Александра насыпала курам в загородку кукурузы, поставила старую сковородку для воды.
- Ничего, сегодня у них тоже будет новоселье, - говорил Фёдор, прилаживая ствол молодой акации для насеста.
Александра оглядела пространство, которое должно когда-то стать ее двором. Сколько еще надо сделать, чтобы здесь все было как у людей! Но сначала, конечно, нужен забор, чтобы живность, которая будет во дворе, не разбегалась.
- Федя, забор из чего будет? – обратилась она к мужу.
- С Гришкой договорился – сегодня поедем в лесопосадку, нарежем акации для столбиков. Штакетника нарезать пока не из чего, но я договорился с председателем, что как только колхоз получит лес для ремонта коровника, так он выделит нам то, что останется, обрезки всякие, а нам пока пойдет.
-Хорошо, Федя, ты все сам знаешь.
В доме проснулся малыш, и Александра пошла в дом. Вскоре она вышла с ним на руках. Федор невольно залюбовался ими: начало нового дня, начало новой жизни в новом доме!
К концу недели вокруг дома уже были вкопаны колья, обозначившие границы двора. Его «хозяйственную» часть Федор огородил камышом и прутьями, а фасадная ждала своей очереди, пока прибудет материал. Кто-то ворчал на молодых хозяев: хотят все и сразу, сделали бы камышовый забор или плетень, как во всем селе! Нет, им подавай новое, не такое, как у всех!
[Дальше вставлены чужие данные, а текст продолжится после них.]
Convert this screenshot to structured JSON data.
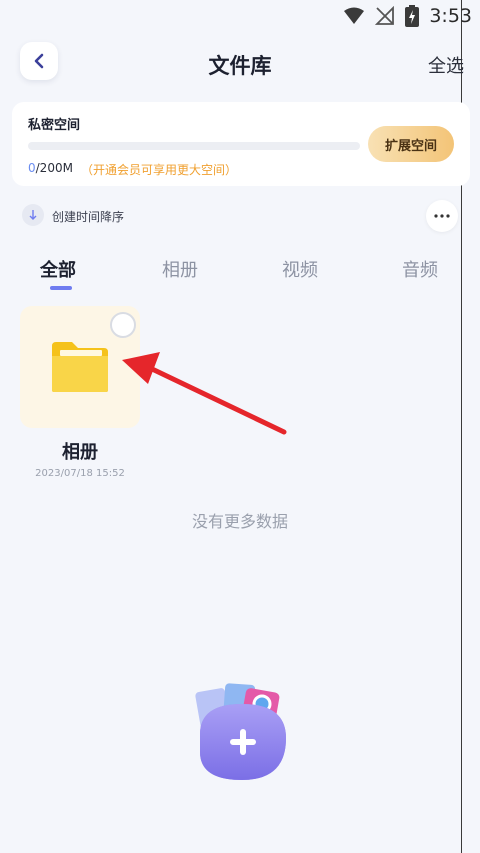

Матрена была сдержанна в оценке действий сына и невестки. Конечно, она радовалась тому, что они смогли так быстро поставить дом, что он лучше, чем у многих в селе, что так спешат стать хозяевами, но ее настораживала такая слишком, как ей казалось, активная деятельность Александры. Это она заставляет Федора работать не покладая рук. Конечно, он этого не скажет! Просто он любит ее и хочет, чтобы она была довольна. Захотела новый дом – построил! Хочет забор из штакетника – пожалуйста! После работы они с Гришкой почти дотемна вырубали столбики для забора – а ведь оба больные, инвалиды. Не бережет Шурка мужа, не бережет! Конечно, она и сама работает не покладая рук, но ведь она здоровая... Эти мысли не давали покоя Матрёне.
А Федор действительно очень хотел, чтобы Шура была довольна. Когда они с Григорием рубили акацию в посадке, тот спросил, как его семейная жизнь. Федор остановив свой топор, вытирая пот, с улыбкой сказал:
- Все хорошо.
Потом, помолчав, добавил:
- Шура - хорошая женщина. И жена хорошая, и мать, и хозяйка. Так что мне повезло.
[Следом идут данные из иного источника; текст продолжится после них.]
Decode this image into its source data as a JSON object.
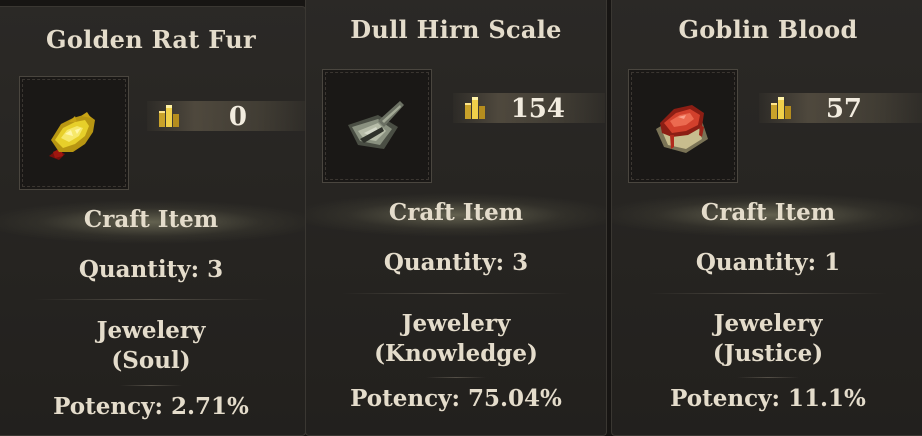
{
  "cards": [
    {
      "title": "Golden Rat Fur",
      "icon": "golden-rat-fur-icon",
      "value": "0",
      "category": "Craft Item",
      "quantity": "Quantity: 3",
      "use_line1": "Jewelery",
      "use_line2": "(Soul)",
      "potency": "Potency: 2.71%"
    },
    {
      "title": "Dull Hirn Scale",
      "icon": "dull-hirn-scale-icon",
      "value": "154",
      "category": "Craft Item",
      "quantity": "Quantity: 3",
      "use_line1": "Jewelery",
      "use_line2": "(Knowledge)",
      "potency": "Potency: 75.04%"
    },
    {
      "title": "Goblin Blood",
      "icon": "goblin-blood-icon",
      "value": "57",
      "category": "Craft Item",
      "quantity": "Quantity: 1",
      "use_line1": "Jewelery",
      "use_line2": "(Justice)",
      "potency": "Potency: 11.1%"
    }
  ],
  "colors": {
    "panel": "#24221f",
    "text": "#e4dccb",
    "gold": "#e8c33a"
  }
}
Григорий молчал, с каким-то особым усердием врубаясь в твердую древесину ствола.
- А как у тебя дела? – спросил Федор. – Как медовый месяц?
Григорий выпрямился.
- Нормально. Верка крутится вокруг меня, как белка. Любое мое желание только выскажи!
- Значит, любит тебя.
- Может быть...
- А ты-то сам?
Григорий промолчал. Дальше они рубили молча.
Григорий быстро уставал, да и Федору было нелегко упираться ногами, чтобы удар был сильнее. Молодые, крепкие от природы, рожденные и выросшие на вольном свежем воздухе, выкормленные пусть не очень разнообразными, но свежими домашними хлебами, они стали инвалидами в свои двадцать с небольшим лет, чтобы потом, всю свою оставшуюся жизнь носить в себе этот след войны, не только изуродовавший их тела, но и оставивший крепкие и глубокие зарубки в их душах.